To request a pull has been a term in git(1) since 2005.

https://opensource.stackexchange.com/a/380/30121

(Is this pedantic? I guess in a lot of contexts. But you talked about the original, intended way to do it. So it seems on-topic here.)

Yes, pull is old. Pull request, which the original poster was explicitly discussing, is a GitHub thing.
I was talking about “pull request”. So is the link I used.
Right. It discussed the command "git request-pull". I do not believe the phrase "pull request" existed until GitHub popularized it.
> It discussed the command "git request-pull".

In git syntax, the command is "git request-pull".

What's that in natural language? Perhaps... "A pull request"?

Email: Hi, please pull the latest changes from dot dot dot

What kind of email is that?

Can we take a step back here and ask what point you are trying to make?

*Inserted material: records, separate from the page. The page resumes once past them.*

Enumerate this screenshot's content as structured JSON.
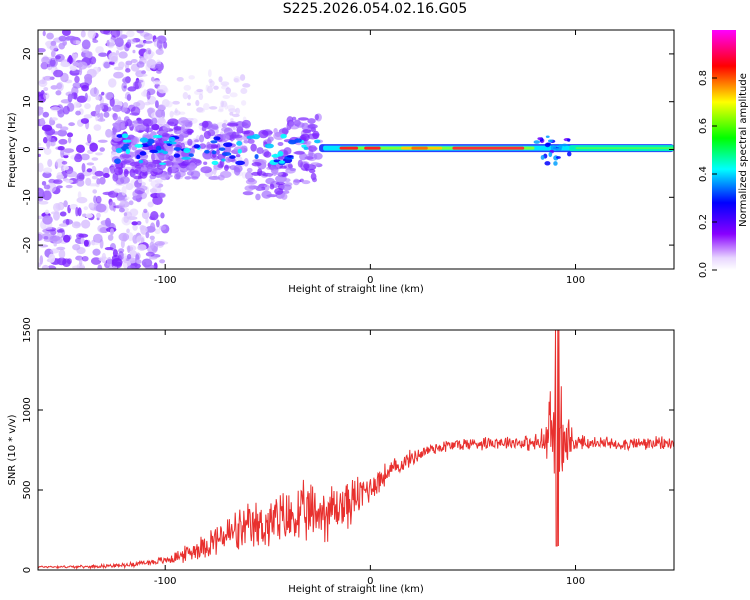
{
  "title": "S225.2026.054.02.16.G05",
  "colors": {
    "snr_line": "#e8302e",
    "axis": "#000000",
    "colormap": [
      "#ffffff",
      "#8800ff",
      "#0000ff",
      "#00ffff",
      "#00ff00",
      "#ffff00",
      "#ff0000",
      "#ff00ff"
    ]
  },
  "chart_data": [
    {
      "type": "heatmap",
      "title": "",
      "xlabel": "Height of straight line (km)",
      "ylabel": "Frequency (Hz)",
      "xlim": [
        -162,
        148
      ],
      "ylim": [
        -25,
        25
      ],
      "x_ticks": [
        -100,
        0,
        100
      ],
      "x_tick_labels": [
        "-100",
        "0",
        "100"
      ],
      "y_ticks": [
        -20,
        -10,
        0,
        10,
        20
      ],
      "y_tick_labels": [
        "-20",
        "-10",
        "0",
        "10",
        "20"
      ],
      "grid": false,
      "colorbar": {
        "label": "Normalized spectral amplitude",
        "range": [
          0,
          1
        ],
        "ticks": [
          0.0,
          0.2,
          0.4,
          0.6,
          0.8
        ],
        "tick_labels": [
          "0.0",
          "0.2",
          "0.4",
          "0.6",
          "0.8"
        ]
      },
      "regions": [
        {
          "x_range": [
            -162,
            -100
          ],
          "freq_range": [
            -25,
            25
          ],
          "amplitude": 0.05,
          "pattern": "scattered noise"
        },
        {
          "x_range": [
            -125,
            -25
          ],
          "freq_range": [
            -10,
            8
          ],
          "amplitude": 0.3,
          "pattern": "clusters"
        },
        {
          "x_range": [
            -25,
            148
          ],
          "center_freq_hz": 0.3,
          "amplitude": 0.9,
          "pattern": "narrow band"
        }
      ]
    },
    {
      "type": "line",
      "title": "",
      "xlabel": "Height of straight line (km)",
      "ylabel": "SNR (10 * v/v)",
      "xlim": [
        -162,
        148
      ],
      "ylim": [
        0,
        1500
      ],
      "x_ticks": [
        -100,
        0,
        100
      ],
      "x_tick_labels": [
        "-100",
        "0",
        "100"
      ],
      "y_ticks": [
        0,
        500,
        1000,
        1500
      ],
      "y_tick_labels": [
        "0",
        "500",
        "1000",
        "1500"
      ],
      "grid": false,
      "series": [
        {
          "name": "",
          "color": "#e8302e",
          "x": [
            -162,
            -140,
            -120,
            -100,
            -90,
            -80,
            -70,
            -60,
            -50,
            -40,
            -30,
            -20,
            -10,
            0,
            10,
            20,
            30,
            40,
            50,
            60,
            70,
            80,
            85,
            90,
            95,
            100,
            110,
            120,
            130,
            140,
            148
          ],
          "y": [
            20,
            20,
            30,
            60,
            100,
            160,
            220,
            250,
            290,
            320,
            350,
            370,
            420,
            520,
            620,
            700,
            760,
            780,
            790,
            800,
            800,
            790,
            800,
            900,
            780,
            800,
            790,
            790,
            790,
            790,
            790
          ],
          "noise_amplitude": [
            8,
            10,
            15,
            30,
            60,
            100,
            150,
            180,
            200,
            220,
            230,
            220,
            180,
            120,
            80,
            60,
            50,
            50,
            50,
            50,
            50,
            60,
            150,
            500,
            300,
            60,
            50,
            50,
            50,
            50,
            50
          ]
        }
      ]
    }
  ]
}
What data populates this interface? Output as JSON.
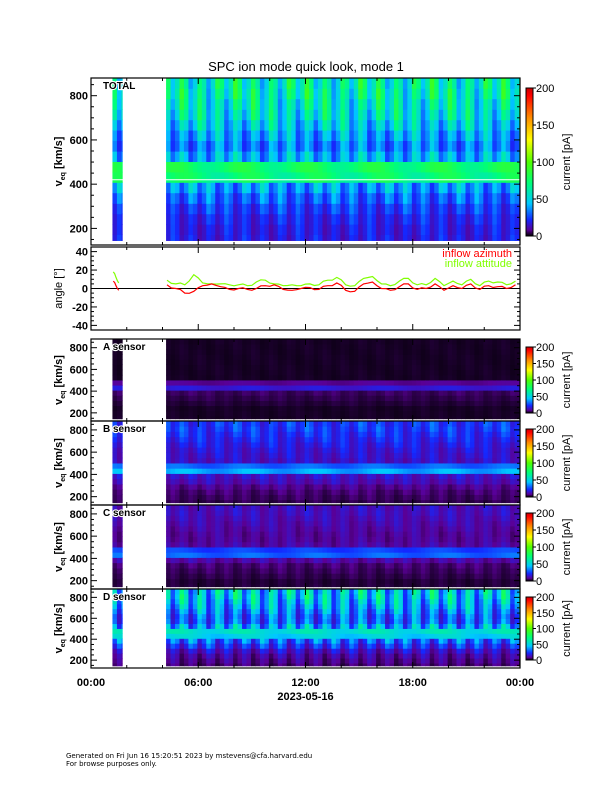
{
  "chart_data": {
    "type": "heatmap",
    "title": "SPC ion mode quick look, mode 1",
    "xlabel": "2023-05-16",
    "x_tick_labels": [
      "00:00",
      "06:00",
      "12:00",
      "18:00",
      "00:00"
    ],
    "xlim_hours": [
      0,
      24
    ],
    "data_intervals_hours": [
      [
        1.2,
        1.75
      ],
      [
        4.2,
        24
      ]
    ],
    "time_bin_hours": 0.25,
    "stripe_period_hours": 1.0,
    "velocity_ylabel": {
      "v": "v",
      "sub": "eq",
      "unit": " [km/s]"
    },
    "velocity_ylim": [
      125,
      880
    ],
    "velocity_ticks": [
      "200",
      "400",
      "600",
      "800"
    ],
    "velocity_bin_centers": [
      148,
      196,
      243,
      290,
      337,
      385,
      432,
      479,
      526,
      573,
      621,
      668,
      715,
      762,
      810,
      857
    ],
    "colorbar": {
      "label": "current [pA]",
      "range": [
        0,
        200
      ],
      "ticks": [
        "0",
        "50",
        "100",
        "150",
        "200"
      ]
    },
    "spectrograms": [
      {
        "label": "TOTAL",
        "stripe_amplitude": 0.35,
        "profile_pA": [
          18,
          18,
          20,
          24,
          30,
          38,
          72,
          76,
          42,
          34,
          40,
          48,
          55,
          58,
          62,
          62
        ]
      },
      {
        "label": "A sensor",
        "stripe_amplitude": 0.2,
        "profile_pA": [
          2,
          2,
          2,
          3,
          4,
          5,
          16,
          8,
          2,
          2,
          2,
          2,
          2,
          2,
          2,
          2
        ]
      },
      {
        "label": "B sensor",
        "stripe_amplitude": 0.3,
        "profile_pA": [
          4,
          5,
          6,
          8,
          12,
          14,
          40,
          30,
          14,
          15,
          16,
          18,
          20,
          22,
          24,
          24
        ]
      },
      {
        "label": "C sensor",
        "stripe_amplitude": 0.3,
        "profile_pA": [
          3,
          3,
          4,
          5,
          6,
          10,
          30,
          25,
          10,
          9,
          9,
          10,
          11,
          12,
          13,
          13
        ]
      },
      {
        "label": "D sensor",
        "stripe_amplitude": 0.5,
        "profile_pA": [
          6,
          8,
          10,
          14,
          22,
          30,
          48,
          55,
          40,
          30,
          30,
          35,
          40,
          44,
          48,
          48
        ]
      }
    ],
    "angle_panel": {
      "ylabel": "angle [°]",
      "ylim": [
        -45,
        45
      ],
      "y_ticks": [
        "-40",
        "-20",
        "0",
        "20",
        "40"
      ],
      "series": [
        {
          "name": "inflow azimuth",
          "color": "#ff0000",
          "x": [
            1.25,
            1.4,
            1.55,
            4.25,
            4.75,
            5.25,
            5.75,
            6.25,
            6.75,
            7.25,
            7.75,
            8.25,
            8.75,
            9.25,
            9.75,
            10.25,
            10.75,
            11.25,
            11.75,
            12.25,
            12.75,
            13.25,
            13.75,
            14.25,
            14.75,
            15.25,
            15.75,
            16.25,
            16.75,
            17.25,
            17.75,
            18.25,
            18.75,
            19.25,
            19.75,
            20.25,
            20.75,
            21.25,
            21.75,
            22.25,
            22.75,
            23.25,
            23.75
          ],
          "y": [
            8,
            3,
            -2,
            4,
            0,
            -5,
            -3,
            3,
            5,
            2,
            -1,
            0,
            -1,
            0,
            3,
            4,
            -1,
            -2,
            0,
            1,
            -1,
            3,
            6,
            -2,
            -3,
            5,
            7,
            0,
            -2,
            2,
            5,
            -1,
            0,
            5,
            -2,
            3,
            0,
            5,
            -1,
            3,
            2,
            0,
            4
          ]
        },
        {
          "name": "inflow attitude",
          "color": "#80ff00",
          "x": [
            1.25,
            1.4,
            1.55,
            4.25,
            4.75,
            5.25,
            5.75,
            6.25,
            6.75,
            7.25,
            7.75,
            8.25,
            8.75,
            9.25,
            9.75,
            10.25,
            10.75,
            11.25,
            11.75,
            12.25,
            12.75,
            13.25,
            13.75,
            14.25,
            14.75,
            15.25,
            15.75,
            16.25,
            16.75,
            17.25,
            17.75,
            18.25,
            18.75,
            19.25,
            19.75,
            20.25,
            20.75,
            21.25,
            21.75,
            22.25,
            22.75,
            23.25,
            23.75
          ],
          "y": [
            18,
            12,
            6,
            9,
            5,
            4,
            15,
            6,
            5,
            5,
            4,
            4,
            3,
            7,
            9,
            5,
            3,
            4,
            3,
            5,
            4,
            9,
            12,
            4,
            3,
            11,
            13,
            5,
            3,
            8,
            11,
            4,
            4,
            11,
            3,
            8,
            4,
            10,
            3,
            8,
            7,
            4,
            8
          ]
        }
      ]
    }
  },
  "footer": {
    "line1": "Generated on Fri Jun 16 15:20:51 2023 by mstevens@cfa.harvard.edu",
    "line2": "For browse purposes only."
  }
}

A user (who wasn't you) called me out for talking about GitHub instead of git, and I said it was perfectly fair because the original discussion was specifically about sending pull requests, which is a term we only talk about in 2024 because GitHub made it a thing. Therefore, it's entirely fair to discuss it in the context of GitHub and not git.

Now we are five posts down into this bizarre tangent and I am unsure what point, if any, you are trying to raise here. That people now use the term pull requests when not using GitHub? I don't think I've seen it anywhere except for hosted services, but my experience is not universal.